The Employment Standards Act (“ESA”) was recently amended to include a prohibition on entering into non-competition agreements. This prohibition is deemed to have come into force on October 25, 2021. Regardless, it was already difficult to enforce non-competes and these ESA amendments will not make it any easier.
A “non-compete agreement” is now defined by the ESA to mean “an agreement, or any part of an agreement, between an employer and an employee that prohibits the employee from engaging in any business, work, occupation, profession, project or other activity that is in competition with the employer’s business after the employment relationship between the employee and the employer ends.”
The ESA carves out just two exceptions allowing employers to enter into non-compete agreements with:
- Executives defined as “any person who holds the office of chief executive officer, president, chief administrative officer, chief operating officer, chief financial officer, chief information officer, chief legal officer, chief human resources officer or chief corporate development officer, or holds any other chief executive position.”
- Sellers of part or all of their business who, as part of the sale, enter into an agreement that prohibits the seller from engaging in any business, work occupation, profession, project or other activity that is in competition with the purchasers’ business after the sale and immediately after the sale, the seller becomes an employee of the purchaser.

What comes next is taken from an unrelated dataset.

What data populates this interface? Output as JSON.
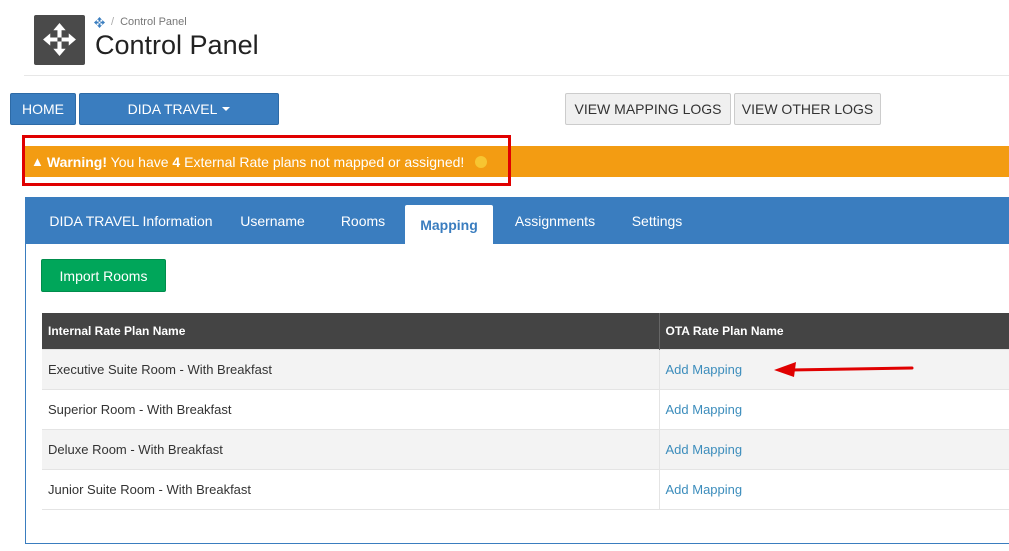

Non-compete agreements are not permitted in the employment setting under any other circumstance.
Practical Considerations:
- Update job titles and job descriptions to ensure executive positions undoubtedly meet the definition of “executive”
- Enhance internal protection for proprietary and confidential information, such as client lists, know-how, etc.
- Adjust employment agreement templates accordingly to remove any language prohibiting competition and give special consideration for enhancing post-employment obligations such as proprietary ownership of information (intellectual property), non -solicitation, and confidentiality clauses. These types of agreements/clauses are still permissible and are important tools for employers to protect their business.